どうしたものか……。伝えずにいるのはいやだが、かといってどう伝えればいいのかも、なんと頼めばいいかもわからないしなぁ……。
しかし、いやでも時間は進むもので。あっと言う間に俺らは旅に出る日を迎えてしまった。
「ああ……旅立ってしまうのですね、ネル様」
「思えば、3カ月もあっという間だったな。ありがとうな、ヨネル」
「そんな、お礼を申し上げるのはむしろこっちのほうで…!」
当日。胸の奥には、本当は伝えたい気持ちが潜んでいた。
前日に、俺はモモイから
「あんた、気持ち伝えなくていいの?」
といわれてしまった。だが、俺はモモイに
「いいんだ。あれから考えたんだけど。もしかしたら、俺も五体満足とはいかないかもしれないし。彼女にはもっと、素敵な人がいると思うから」
と伝えた。
俺みたいな旅に出るような奴より。町に住んでいるような男のほうがよっぽど幸せになれるだろう。

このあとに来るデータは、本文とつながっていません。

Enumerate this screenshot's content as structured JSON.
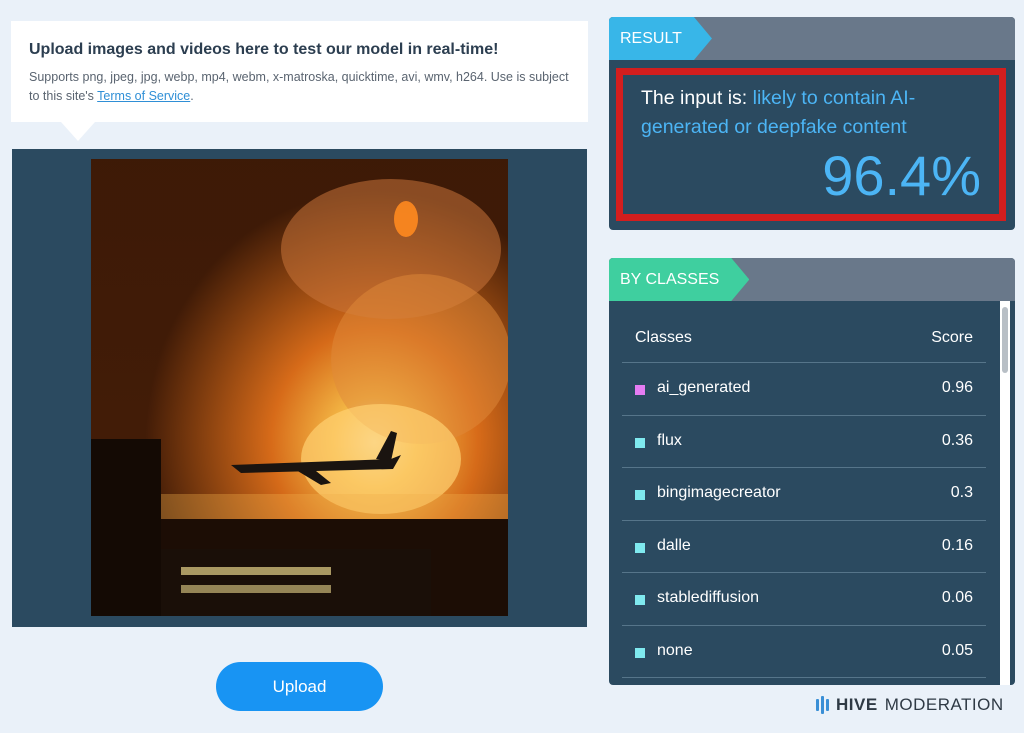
{
  "info": {
    "title": "Upload images and videos here to test our model in real-time!",
    "supports_text": "Supports png, jpeg, jpg, webp, mp4, webm, x-matroska, quicktime, avi, wmv, h264. Use is subject to this site's ",
    "terms_link": "Terms of Service",
    "period": "."
  },
  "upload": {
    "label": "Upload"
  },
  "result": {
    "tab_label": "RESULT",
    "prefix": "The input is: ",
    "verdict": "likely to contain AI-generated or deepfake content",
    "score": "96.4%"
  },
  "classes": {
    "tab_label": "BY CLASSES",
    "col_class": "Classes",
    "col_score": "Score",
    "rows": [
      {
        "name": "ai_generated",
        "score": "0.96",
        "color": "#e47cf2"
      },
      {
        "name": "flux",
        "score": "0.36",
        "color": "#7fe9ef"
      },
      {
        "name": "bingimagecreator",
        "score": "0.3",
        "color": "#7fe9ef"
      },
      {
        "name": "dalle",
        "score": "0.16",
        "color": "#7fe9ef"
      },
      {
        "name": "stablediffusion",
        "score": "0.06",
        "color": "#7fe9ef"
      },
      {
        "name": "none",
        "score": "0.05",
        "color": "#7fe9ef"
      }
    ]
  },
  "brand": {
    "strong": "HIVE",
    "light": "MODERATION",
    "icon": "hive-logo-icon"
  }
}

という訳で。俺はヨネルさんには別れを告げるだけで終わった。
「そ、その……ネルさん」
「な、なんだ?」
急に名前を呼ばれ、一瞬言葉を詰まらせつつも、平然を装って尋ね返した。
すると、急にヨネルさんは、俺の手をギュッと握りしめた。
「……えっ!?」
ヨネルさんは、真っすぐに俺の目を見ていた。
いや。見ていたと、そう見えた。
実際は、彼女はどこか遠い記憶を覗いているような顔で。俺の顔なんて目にも止まっていなかった様子だった。
「ヨネル……さん?」
「……メ」
「え?」
未だかつてないほどのミニマムボイスで呟いたので、聞き返した時だった。
クワっと目を見開いたヨネルさんが、俺の手を全力で握りしめ、叫ぶように
「旅に出ちゃダメ!死んじゃいや!私を置いてくなんて、そんなの許さない!絶対、ダメ!!!!!!!!」
と、かつてないほどの声量で、俺に対し、旅をやめるように訴えかけた。